17 February 2011

FMP Initial Ideas: My Life and It's Divisions

Without a doubt;
The biggest turning point in my life was at the age of 14, the start of year 10, in Sept 2006.
Sounds very dramatic, I know (although I admit I've always been one for drama).
It makes me cringe having to recall it, but I know if it wasn't for this sequence of events, my life could be in a completely different place to now.

In the start of year 10, aged 14, I am living in my home of 12 years. I've lived there since the age of 2. It was a nice home, deceivingly nice. It was also convenient, it was a 5 minute walk up the road to school. So never had I had to rely on anyone but my self to get to school. I was also in a neighbour hood where I had grown up with people since we were young. Friends I had known since primary school were all close by to me.

Then a few weeks on from the start of year 10, a lot of things changed;
The stigma being that me, my mum, dad and sister moved house. We moved directly to the other side of town. I was out of reach of everything I had grown up with, people I lived by, the comfort of security of familiarity.

So.
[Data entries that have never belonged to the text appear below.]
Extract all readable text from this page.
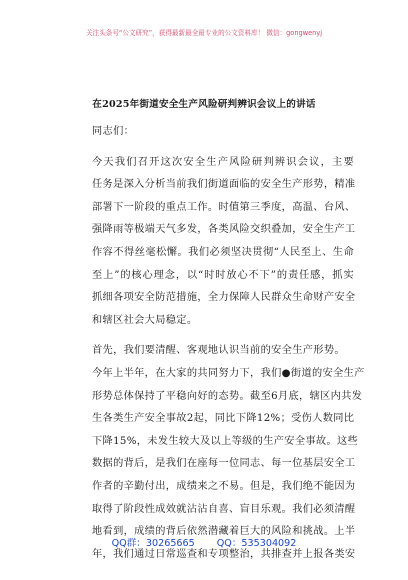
关注头条号“公文研究”，获得最新最全最专业的公文资料库！ 微信：gongwenyj
在2025年街道安全生产风险研判辨识会议上的讲话
同志们：
今天我们召开这次安全生产风险研判辨识会议，主要
任务是深入分析当前我们街道面临的安全生产形势，精准
部署下一阶段的重点工作。时值第三季度，高温、台风、
强降雨等极端天气多发，各类风险交织叠加，安全生产工
作容不得丝毫松懈。我们必须坚决贯彻“人民至上、生命
至上”的核心理念，以“时时放心不下”的责任感，抓实
抓细各项安全防范措施，全力保障人民群众生命财产安全
和辖区社会大局稳定。
首先，我们要清醒、客观地认识当前的安全生产形势。
今年上半年，在大家的共同努力下，我们●街道的安全生产
形势总体保持了平稳向好的态势。截至6月底，辖区内共发
生各类生产安全事故2起，同比下降12%；受伤人数同比
下降15%，未发生较大及以上等级的生产安全事故。这些
数据的背后，是我们在座每一位同志、每一位基层安全工
作者的辛勤付出，成绩来之不易。但是，我们绝不能因为
取得了阶段性成效就沾沾自喜、盲目乐观。我们必须清醒
地看到，成绩的背后依然潜藏着巨大的风险和挑战。上半
年，我们通过日常巡查和专项整治，共排查并上报各类安
QQ群：30265665 QQ：535304092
I no longer could walk to school, could no longer walk home from school. I was out of my comfort with knowing where I was. I didn't know anyone.

[simply by this one action of a move of house, obviously this would jolter everything]

On the first day home from school back to our new house, me and my sister had to get a bus for the first time.
[new routine, new concept to us]
It was this which then became the second stigma for the creation of a diverted life. Having to get this bus, meant a routine of getting on the same bus, at the same time, and the same place, 5 days a week, and most importantly, with the same people. Eventually I got to be good friends with them, and even further on, became involved in a new relationship with one of them.

Instantly
My world was now set up for, most the major changes had happened, but these changes in themselves will constantly add more and more diversions, which never would have happened, had I never moved house.

So. I was in a relationship for two years. During this time, we had 3 summers together, 3 christmas's, he left school, I then left school and started college. Unfortunately it ended in 2009. His path then subsequently left mine, and we both have now gone again into two different directions.

Unfortunately I have no communication with him anymore and I don't know anything about what he may be doing. But I am in London, 85 miles away. We haven't had any contact at all for a year. After two years of seeing each other nearly everyday, move on two years, and there couldn't be more of a contrast.

So, the breaking up was possibly one of the final stigma's. Extremely dramatic and deep for someone merely the age of 16 (nearly 17)! However, again I think this is part of what has shaped my attitude now, I feel quite mature for someone only the age of 18 (nearly 19)

The unbeknown is what I find fascinating.
Is this area of my previous life going to be the area of investigation for my project?
Or could I use it to begin with to possibly stem something else...
as there is always division after division after division.
Though I think it will take alot to alter my life drastically after all that. Maybe because I was so young, is the reason it made more of an impact?